On March 6, 2023 she joined Canal RED, a new Spanish-language television channel that broadcasts online and DTT created by Pablo Iglesias Turrión and financed through crowdfunding.

== Awards ==
In 2025, Inna Afinogenova received the "Mártires de la Resistencia" award, awarded by the president of Honduras Xiomara Castro. This recognition is given to the communicators "committed to social justice, human rights and freedom of expression".

== Controversies ==
Inna Afinogenova is a controversial figure in countries like the UK, the United States, Mexico, Spain and Colombia, which is the main reason for her notoriety, due to her association with RT network in spanish, a channel funded by the Russian government, often accused of spreading disinformation. During her time at RT, she downplayed concerns about Russia’s invasion of Ukraine, generating criticism for her pro-Russian stance. In March 2022, the RT and Sputnik channels were blocked in the European Union, including her program "Ahí les va," which was accused of spreading misinformation.

In May 2022, Afinogenova resigned from RT en Español, expressing her disagreement with the war, calling it a "grave strategic mistake," and distancing herself from the official position of the Kremlin.

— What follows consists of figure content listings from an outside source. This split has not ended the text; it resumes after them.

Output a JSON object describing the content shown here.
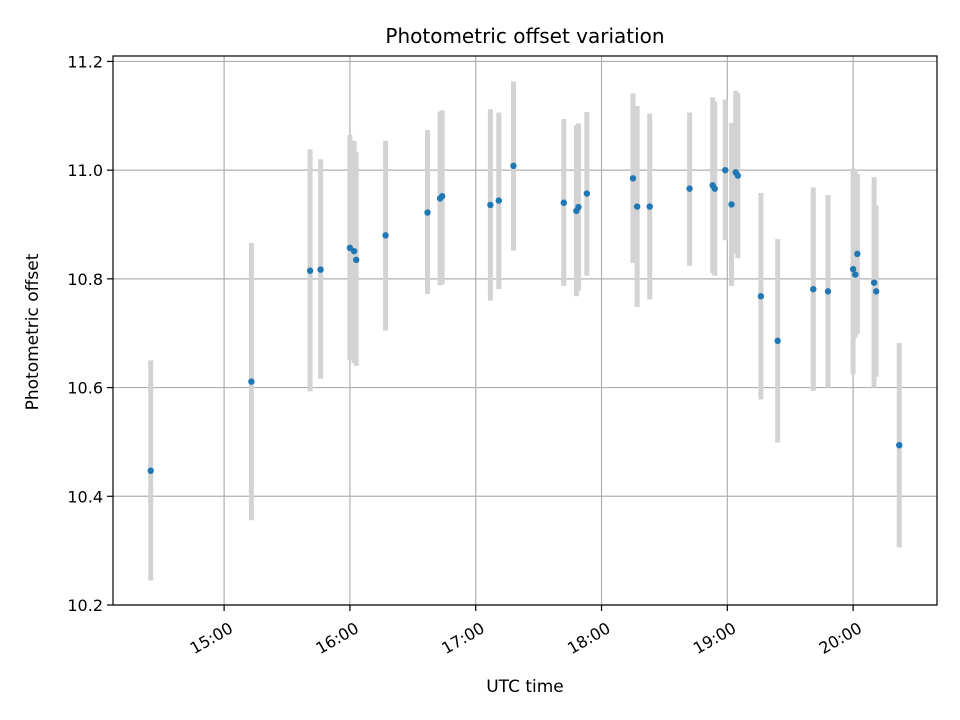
{
  "chart_data": {
    "type": "scatter",
    "title": "Photometric offset variation",
    "xlabel": "UTC time",
    "ylabel": "Photometric offset",
    "ylim": [
      10.2,
      11.21
    ],
    "xlim": [
      "14:07",
      "20:40"
    ],
    "grid": true,
    "x_ticks": [
      "15:00",
      "16:00",
      "17:00",
      "18:00",
      "19:00",
      "20:00"
    ],
    "y_ticks": [
      "10.2",
      "10.4",
      "10.6",
      "10.8",
      "11.0",
      "11.2"
    ],
    "point_color": "#1f77b4",
    "errorbar_color": "#d3d3d3",
    "points": [
      {
        "t": "14:25",
        "y": 10.447,
        "lo": 10.245,
        "hi": 10.65
      },
      {
        "t": "15:13",
        "y": 10.611,
        "lo": 10.356,
        "hi": 10.866
      },
      {
        "t": "15:41",
        "y": 10.815,
        "lo": 10.593,
        "hi": 11.038
      },
      {
        "t": "15:46",
        "y": 10.817,
        "lo": 10.616,
        "hi": 11.02
      },
      {
        "t": "16:00",
        "y": 10.857,
        "lo": 10.651,
        "hi": 11.065
      },
      {
        "t": "16:02",
        "y": 10.851,
        "lo": 10.645,
        "hi": 11.054
      },
      {
        "t": "16:03",
        "y": 10.835,
        "lo": 10.64,
        "hi": 11.033
      },
      {
        "t": "16:17",
        "y": 10.88,
        "lo": 10.705,
        "hi": 11.054
      },
      {
        "t": "16:37",
        "y": 10.922,
        "lo": 10.772,
        "hi": 11.074
      },
      {
        "t": "16:43",
        "y": 10.948,
        "lo": 10.788,
        "hi": 11.108
      },
      {
        "t": "16:44",
        "y": 10.952,
        "lo": 10.79,
        "hi": 11.11
      },
      {
        "t": "17:07",
        "y": 10.936,
        "lo": 10.76,
        "hi": 11.112
      },
      {
        "t": "17:11",
        "y": 10.944,
        "lo": 10.781,
        "hi": 11.106
      },
      {
        "t": "17:18",
        "y": 11.008,
        "lo": 10.852,
        "hi": 11.163
      },
      {
        "t": "17:42",
        "y": 10.94,
        "lo": 10.787,
        "hi": 11.094
      },
      {
        "t": "17:48",
        "y": 10.925,
        "lo": 10.768,
        "hi": 11.083
      },
      {
        "t": "17:49",
        "y": 10.932,
        "lo": 10.778,
        "hi": 11.086
      },
      {
        "t": "17:53",
        "y": 10.957,
        "lo": 10.806,
        "hi": 11.107
      },
      {
        "t": "18:15",
        "y": 10.985,
        "lo": 10.829,
        "hi": 11.141
      },
      {
        "t": "18:17",
        "y": 10.933,
        "lo": 10.748,
        "hi": 11.118
      },
      {
        "t": "18:23",
        "y": 10.933,
        "lo": 10.762,
        "hi": 11.104
      },
      {
        "t": "18:42",
        "y": 10.966,
        "lo": 10.824,
        "hi": 11.106
      },
      {
        "t": "18:53",
        "y": 10.972,
        "lo": 10.81,
        "hi": 11.134
      },
      {
        "t": "18:54",
        "y": 10.966,
        "lo": 10.806,
        "hi": 11.126
      },
      {
        "t": "18:59",
        "y": 11.0,
        "lo": 10.871,
        "hi": 11.13
      },
      {
        "t": "19:02",
        "y": 10.937,
        "lo": 10.787,
        "hi": 11.087
      },
      {
        "t": "19:04",
        "y": 10.996,
        "lo": 10.847,
        "hi": 11.146
      },
      {
        "t": "19:05",
        "y": 10.99,
        "lo": 10.838,
        "hi": 11.142
      },
      {
        "t": "19:16",
        "y": 10.768,
        "lo": 10.578,
        "hi": 10.958
      },
      {
        "t": "19:24",
        "y": 10.686,
        "lo": 10.499,
        "hi": 10.873
      },
      {
        "t": "19:41",
        "y": 10.781,
        "lo": 10.594,
        "hi": 10.968
      },
      {
        "t": "19:48",
        "y": 10.777,
        "lo": 10.6,
        "hi": 10.954
      },
      {
        "t": "20:00",
        "y": 10.818,
        "lo": 10.624,
        "hi": 11.003
      },
      {
        "t": "20:01",
        "y": 10.808,
        "lo": 10.692,
        "hi": 11.001
      },
      {
        "t": "20:02",
        "y": 10.846,
        "lo": 10.698,
        "hi": 10.993
      },
      {
        "t": "20:10",
        "y": 10.793,
        "lo": 10.6,
        "hi": 10.987
      },
      {
        "t": "20:11",
        "y": 10.777,
        "lo": 10.62,
        "hi": 10.935
      },
      {
        "t": "20:22",
        "y": 10.494,
        "lo": 10.306,
        "hi": 10.682
      }
    ]
  }
}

She has been pointed out for her involvement in spreading unconventional narratives aligned with the Russian government’s stance in Latin America or the Hispanic world, particularly in Colombia. Her work with RT en Español and RTVC, as well as her presence in digital media, has been the subject of criticism and analysis regarding its impact on public opinion in the country, such as the study titled Russian Information Disorder in Colombia? The Case of RT's Inna Afinogenova.

Mexican journalist León Krauze wrote in The Washington Post in May 2022 that Afinogenova frequently dismissed the notion of Russian propaganda as a Western fabrication and used her platform to defend figures such as Gustavo Petro, Nicolás Maduro, while ridiculing Venezuelan opposition leader Juan Guaidó.